Man bezeichnet als Tracht ein typische Kleidungsstücke einer Region oder eines Volkes, die zu einer bestimmten Zeit, oder von einer bestimmten Klasse getragen werden. Eine Volkstracht ist darüber hinaus Ausdruck von Glaube, Wohlstand und Kultur eines Volkes. Um die Tracht einer Region zu untersuchen muss man die sozialen und wirtschaftlichen Verhältnisse seiner Bevölkerung im Laufe der Geschichte betrachten, denn in der Tracht spiegeln sich eine Reihe von Aspekten:
- Filosofische Die Strenge der Regeln sowohl bei der Herstellung als auch beim Gebrauch der Tracht. Abhängig von Konfessionszugehörigkeit und staatlicher Kleiderordnung.

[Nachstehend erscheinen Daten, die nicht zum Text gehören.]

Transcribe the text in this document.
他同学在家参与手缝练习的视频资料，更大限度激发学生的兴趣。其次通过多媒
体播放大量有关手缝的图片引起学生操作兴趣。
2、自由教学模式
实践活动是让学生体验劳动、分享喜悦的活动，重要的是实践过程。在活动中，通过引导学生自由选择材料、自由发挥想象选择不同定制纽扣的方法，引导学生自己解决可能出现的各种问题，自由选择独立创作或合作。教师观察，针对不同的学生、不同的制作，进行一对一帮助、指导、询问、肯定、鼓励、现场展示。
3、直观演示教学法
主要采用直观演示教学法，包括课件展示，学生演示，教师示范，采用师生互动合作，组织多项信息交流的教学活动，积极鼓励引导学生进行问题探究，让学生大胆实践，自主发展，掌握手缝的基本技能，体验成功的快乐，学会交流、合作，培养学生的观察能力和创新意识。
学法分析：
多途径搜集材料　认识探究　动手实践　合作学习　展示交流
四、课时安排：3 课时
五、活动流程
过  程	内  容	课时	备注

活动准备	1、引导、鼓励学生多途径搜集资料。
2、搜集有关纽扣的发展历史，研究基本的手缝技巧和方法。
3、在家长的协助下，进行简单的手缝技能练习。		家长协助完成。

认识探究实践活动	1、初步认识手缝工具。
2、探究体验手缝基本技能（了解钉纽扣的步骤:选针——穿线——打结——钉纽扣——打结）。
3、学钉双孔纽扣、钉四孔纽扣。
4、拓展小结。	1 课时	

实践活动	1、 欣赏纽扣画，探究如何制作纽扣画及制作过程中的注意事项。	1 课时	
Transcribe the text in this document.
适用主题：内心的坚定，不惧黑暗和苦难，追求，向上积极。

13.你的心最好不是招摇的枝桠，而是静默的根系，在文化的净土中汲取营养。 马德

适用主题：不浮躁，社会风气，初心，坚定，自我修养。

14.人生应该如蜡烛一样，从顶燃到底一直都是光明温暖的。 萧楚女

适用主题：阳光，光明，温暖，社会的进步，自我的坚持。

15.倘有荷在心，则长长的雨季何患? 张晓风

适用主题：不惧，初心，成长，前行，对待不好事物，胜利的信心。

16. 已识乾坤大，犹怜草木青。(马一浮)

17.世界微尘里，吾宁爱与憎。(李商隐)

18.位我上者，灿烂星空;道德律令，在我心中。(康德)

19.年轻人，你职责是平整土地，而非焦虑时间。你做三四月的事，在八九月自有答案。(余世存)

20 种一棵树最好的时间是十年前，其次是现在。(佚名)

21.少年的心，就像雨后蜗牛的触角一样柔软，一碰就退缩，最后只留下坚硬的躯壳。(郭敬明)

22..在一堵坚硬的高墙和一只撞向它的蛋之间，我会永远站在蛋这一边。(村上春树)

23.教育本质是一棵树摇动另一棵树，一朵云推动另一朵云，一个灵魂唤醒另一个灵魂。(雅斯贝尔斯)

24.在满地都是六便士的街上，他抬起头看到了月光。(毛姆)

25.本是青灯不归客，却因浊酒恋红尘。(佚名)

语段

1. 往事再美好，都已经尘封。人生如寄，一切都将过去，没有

- Ökonomische Die Möglichkeit mehr oder minder wertvolle Materialien, mehr oder weniger Stoff zu verwenden. So war die Tracht immer ein Ausdruck des sozialen Status ihres Trägers.

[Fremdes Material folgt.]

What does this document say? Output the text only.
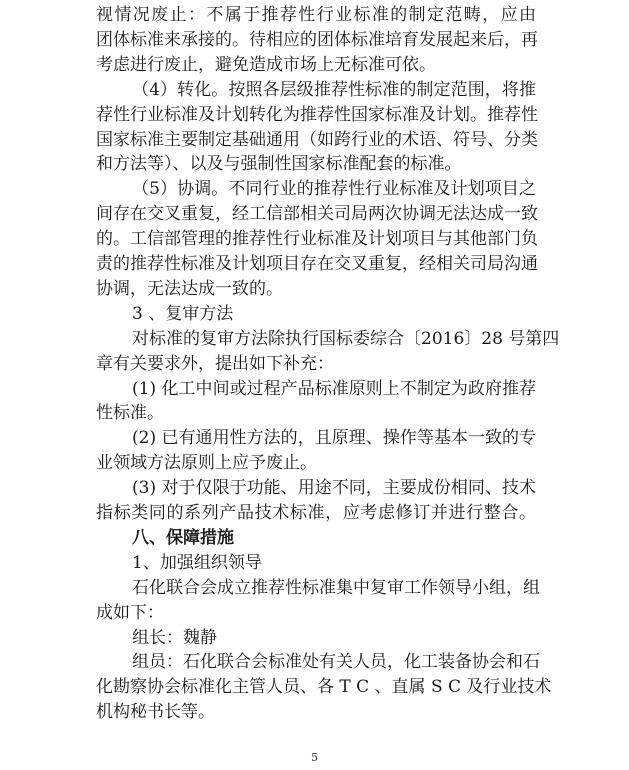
视情况废止：不属于推荐性行业标准的制定范畴，应由
团体标准来承接的。待相应的团体标准培育发展起来后，再
考虑进行废止，避免造成市场上无标准可依。
（4）转化。按照各层级推荐性标准的制定范围，将推
荐性行业标准及计划转化为推荐性国家标准及计划。推荐性
国家标准主要制定基础通用（如跨行业的术语、符号、分类
和方法等）、以及与强制性国家标准配套的标准。
（5）协调。不同行业的推荐性行业标准及计划项目之
间存在交叉重复，经工信部相关司局两次协调无法达成一致
的。工信部管理的推荐性行业标准及计划项目与其他部门负
责的推荐性标准及计划项目存在交叉重复，经相关司局沟通
协调，无法达成一致的。
3 、复审方法
对标准的复审方法除执行国标委综合〔2016〕28 号第四
章有关要求外，提出如下补充：
(1) 化工中间或过程产品标准原则上不制定为政府推荐
性标准。
(2) 已有通用性方法的，且原理、操作等基本一致的专
业领域方法原则上应予废止。
(3) 对于仅限于功能、用途不同，主要成份相同、技术
指标类同的系列产品技术标准，应考虑修订并进行整合。
八、保障措施
1、加强组织领导
石化联合会成立推荐性标准集中复审工作领导小组，组
成如下：
组长：魏静
组员：石化联合会标准处有关人员，化工装备协会和石
化勘察协会标准化主管人员、各 T C 、直属 S C 及行业技术
机构秘书长等。
5
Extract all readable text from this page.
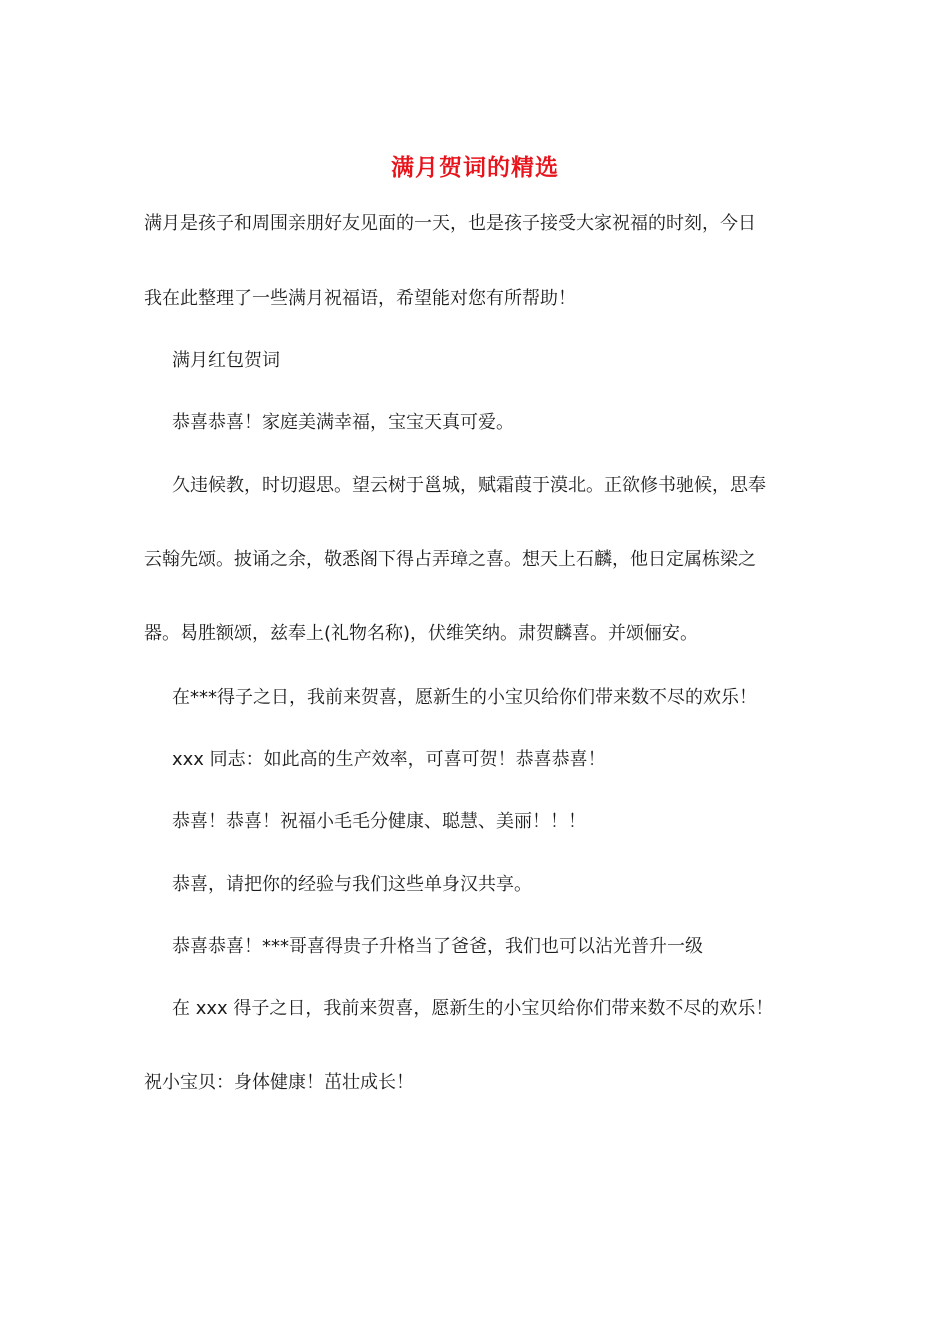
满月贺词的精选
满月是孩子和周围亲朋好友见面的一天，也是孩子接受大家祝福的时刻，今日
我在此整理了一些满月祝福语，希望能对您有所帮助！
满月红包贺词
恭喜恭喜！家庭美满幸福，宝宝天真可爱。
久违候教，时切遐思。望云树于邕城，赋霜葭于漠北。正欲修书驰候，思奉
云翰先颂。披诵之余，敬悉阁下得占弄璋之喜。想天上石麟，他日定属栋梁之
器。曷胜额颂，兹奉上(礼物名称)，伏维笑纳。肃贺麟喜。并颂俪安。
在***得子之日，我前来贺喜，愿新生的小宝贝给你们带来数不尽的欢乐！
xxx 同志：如此高的生产效率，可喜可贺！恭喜恭喜！
恭喜！恭喜！祝福小毛毛分健康、聪慧、美丽！！！
恭喜，请把你的经验与我们这些单身汉共享。
恭喜恭喜！***哥喜得贵子升格当了爸爸，我们也可以沾光普升一级
在 xxx 得子之日，我前来贺喜，愿新生的小宝贝给你们带来数不尽的欢乐！
祝小宝贝：身体健康！茁壮成长！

- Historische Invasionen und andere Kulturelle Beeinflussungen von Aussen und der Wiederstand, der diesen Einflüssen entgegengesetzt wurde.

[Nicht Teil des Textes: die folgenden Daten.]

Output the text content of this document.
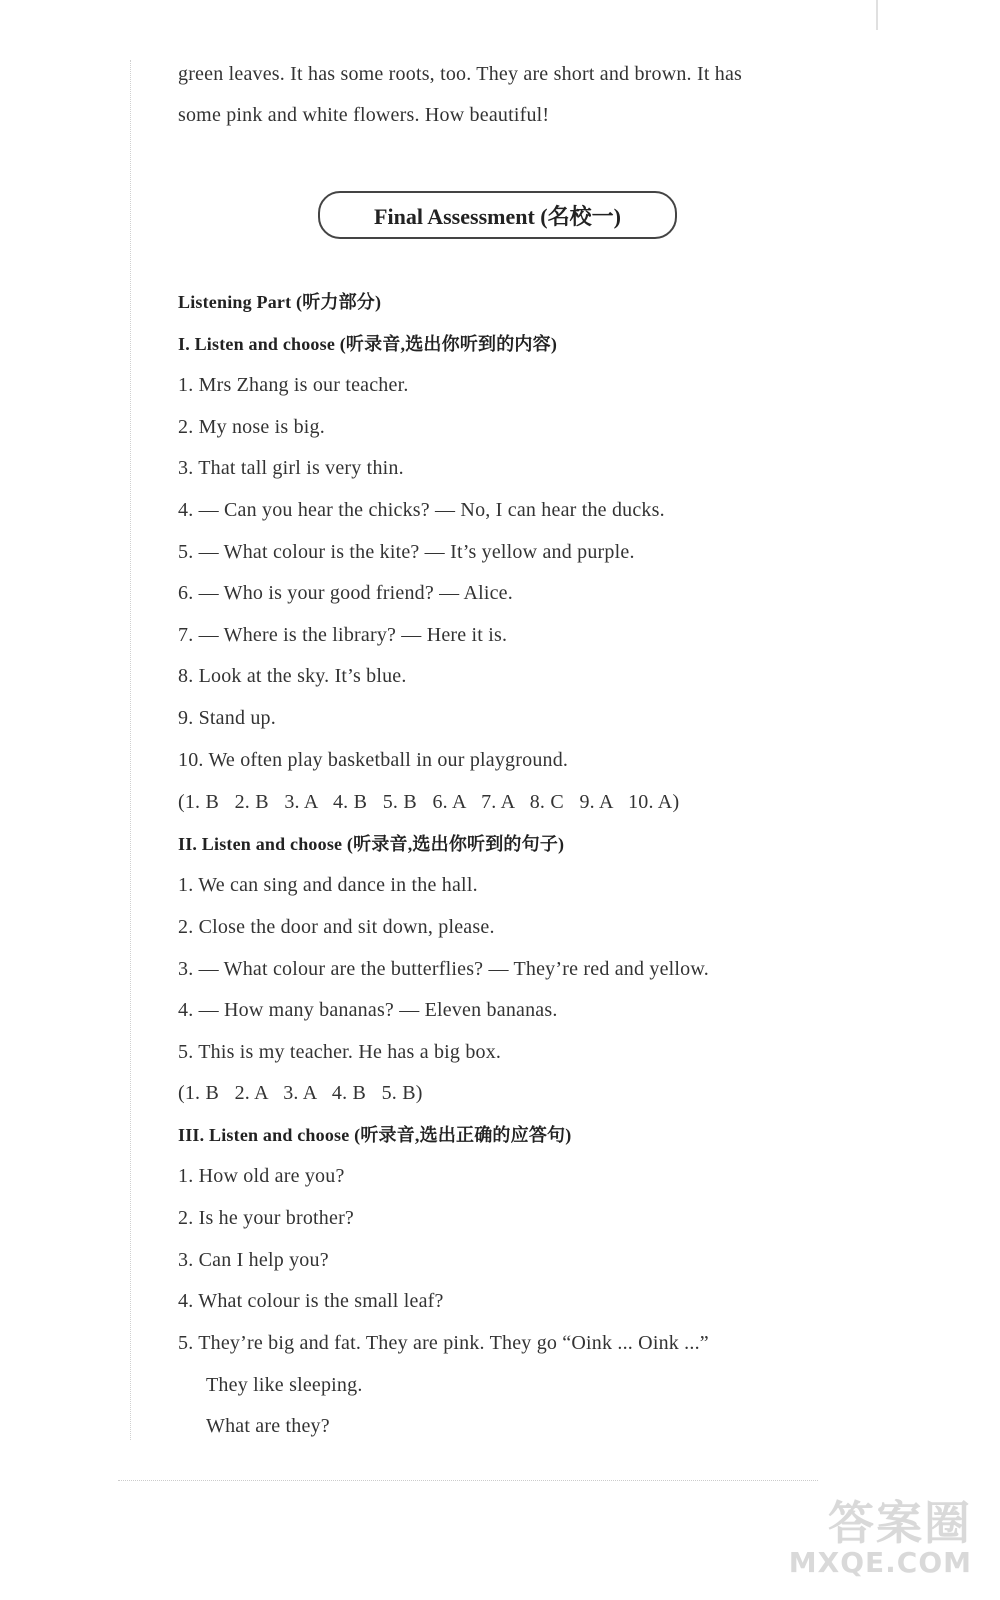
green leaves. It has some roots, too. They are short and brown. It has
some pink and white flowers. How beautiful!
Final Assessment (名校一)
Listening Part (听力部分)
I. Listen and choose (听录音,选出你听到的内容)
1. Mrs Zhang is our teacher.
2. My nose is big.
3. That tall girl is very thin.
4. — Can you hear the chicks? — No, I can hear the ducks.
5. — What colour is the kite? — It’s yellow and purple.
6. — Who is your good friend? — Alice.
7. — Where is the library? — Here it is.
8. Look at the sky. It’s blue.
9. Stand up.
10. We often play basketball in our playground.
(1. B   2. B   3. A   4. B   5. B   6. A   7. A   8. C   9. A   10. A)
II. Listen and choose (听录音,选出你听到的句子)
1. We can sing and dance in the hall.
2. Close the door and sit down, please.
3. — What colour are the butterflies? — They’re red and yellow.
4. — How many bananas? — Eleven bananas.
5. This is my teacher. He has a big box.
(1. B   2. A   3. A   4. B   5. B)
III. Listen and choose (听录音,选出正确的应答句)
1. How old are you?
2. Is he your brother?
3. Can I help you?
4. What colour is the small leaf?
5. They’re big and fat. They are pink. They go “Oink ... Oink ...”
They like sleeping.
What are they?
答案圈
MXQE.COM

- Modische Selbst wenn die Trachten keinen jährlichen Zyklen unterworden waren, so wurden doch im Laufe der Zeit manche Stücke abgelegt und andere nahmen ihren Platz ein.
- Geografische Die Schwierigkeit an fremdländische Produkte zu gelangen
- Technologische Was waren die Handwerklichen und Industriellen Möglichkeiten der Zeit
- Klimatische Anpassungen der Tracht an Witterungs und Arbeitsverhältnisse
All diese Punkte lassen sich gut auf die deutschen Volkstrachten anwenden. Da Deutschland eine relativ junge Nation ist - die ersten deutschsprachigen Auswanderer in Blumenau stammten noch aus verschieden Königreichen und Fürstentümern - existieren sehr viele und starke Regionalismen. So war eine Tracht immer nur für eine sehr kleine Region, meist ein oder zwei Landkreise, gültig und deshalb lieferte die Kleidung dem kundigen Betrachter eine Vielzahl von Informationen. Sie zeigte deutlich an
- aus welcher Region die Tracht stammt
- aus welchem Dorf der Träger/die Trägerin stammt
- die augenblicklichen wirtschaftlichen Verhältnisse
- die soziale Stellung innerhalb der Dorfgemeinschaft
- den Personenstand (ledig, verheiratet, verwitwet, verwitwet und heiratswillig)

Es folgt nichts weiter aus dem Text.